I have been granted a scholarship to study a Masters degree at the University of Barcelona.
As part of the scholarship, i will be granted a monthly stipend of 1,250 Euros to cater for accommodation and other living expenses.
The questions i am posing are as follows:
1. Is the amount of 1,250 Euros per month suitable for good standard of living in Barcelona. 
2. Which are the suitable places near the University of Barcelona where i could find suitable accommodation?
3. I would also wish to get a weekend job to supplement income. Which are the areas where students find jobs with flexible working hours considering the studies responsibilities.

Any other information regarding living and studying in the University of Barcelona is highly welcome.
Thanks.
Tom Kauki.


----------



## elisa31bcn (Jan 23, 2013)

Your monthly stipend is probably sufficient if you are frugal.

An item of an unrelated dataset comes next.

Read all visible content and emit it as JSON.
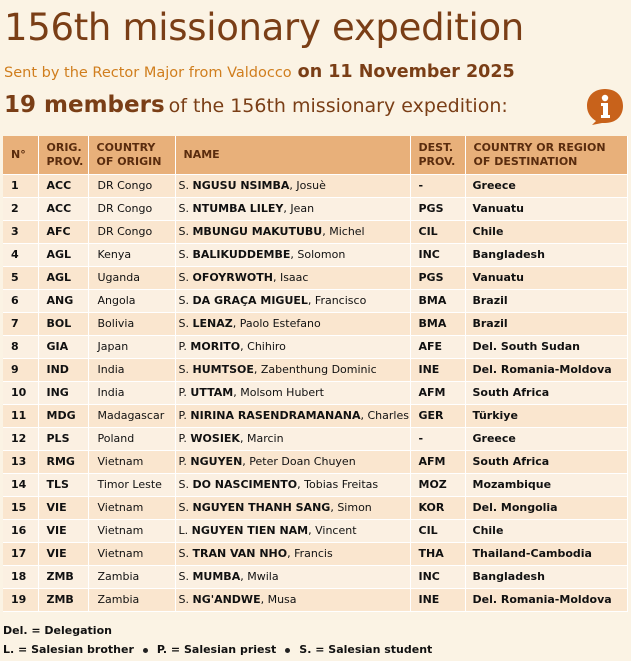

You would have to rent a room in a shared flat, and budget for food, etc. accordingly.
The University is centrally located, so there are many areas within walking distance to look for flats. 
As for places to work, there is not one neighborhood in particular to look. Jobs are scarce, especially for the young, and I would imagine you have to be willing be flexible as to kind of work you are willing to accept.
All that being said, it sounds like a great opportunity for you....


----------



## kauki2003 (May 24, 2014)

Thanks for that reply elisa31bcn. I especially like the fact that the University of Barcelona is centrally located as you have stated and i am hoping that i can also get a flat within walking distance to the University. You have stated that jobs for young people are not readily available, by young you mean which age group? I am 36 years old.


----------



## elisa31bcn (Jan 23, 2013)

Maybe young is the wrong word. Jobs are scarce, in general, for everyone. And people who have no track record, or experience are challenged even more.
Even so, decide what your skills are, and what field you are looking at, and go for it. 
Be aware of the fact that you are competing against the people who live here, and others from the EU.
Also, what about language skills? If your Spanish is not up to par, then that's another hurdle. There are very few jobs for only English speakers.


----------



## kauki2003 (May 24, 2014)

Thanks for that. I now understand why the Masters programme has an intensive Spanish language training lessons in the first weeks of the programme. I guess now I should start familiarizing myself with some online and electronic Spanish language training tools. Tom Kauki.


----------



## brocher (Mar 21, 2011)

Sounds like a great opportunity but as a non EU citizen, are you sure you are allowed to take paid employment?


----------



## elisa31bcn (Jan 23, 2013)

I imagine that the OP will be here on a student visa, which, I believe allows for part time employment.


----------



## brocher (Mar 21, 2011)

elisa31bcn said:


> I imagine that the OP will be here on a student visa, which, I believe allows for part time employment.


Possibly, but best to check now....


----------



## xabiaxica (Jun 23, 2009)

brocher said:


> Possibly, but best to check now....


Student visas allow something like 20 hours work a week


----------



## kauki2003 (May 24, 2014)

20 hours per week looks fine considering the studies.Language remains the main issue.


----------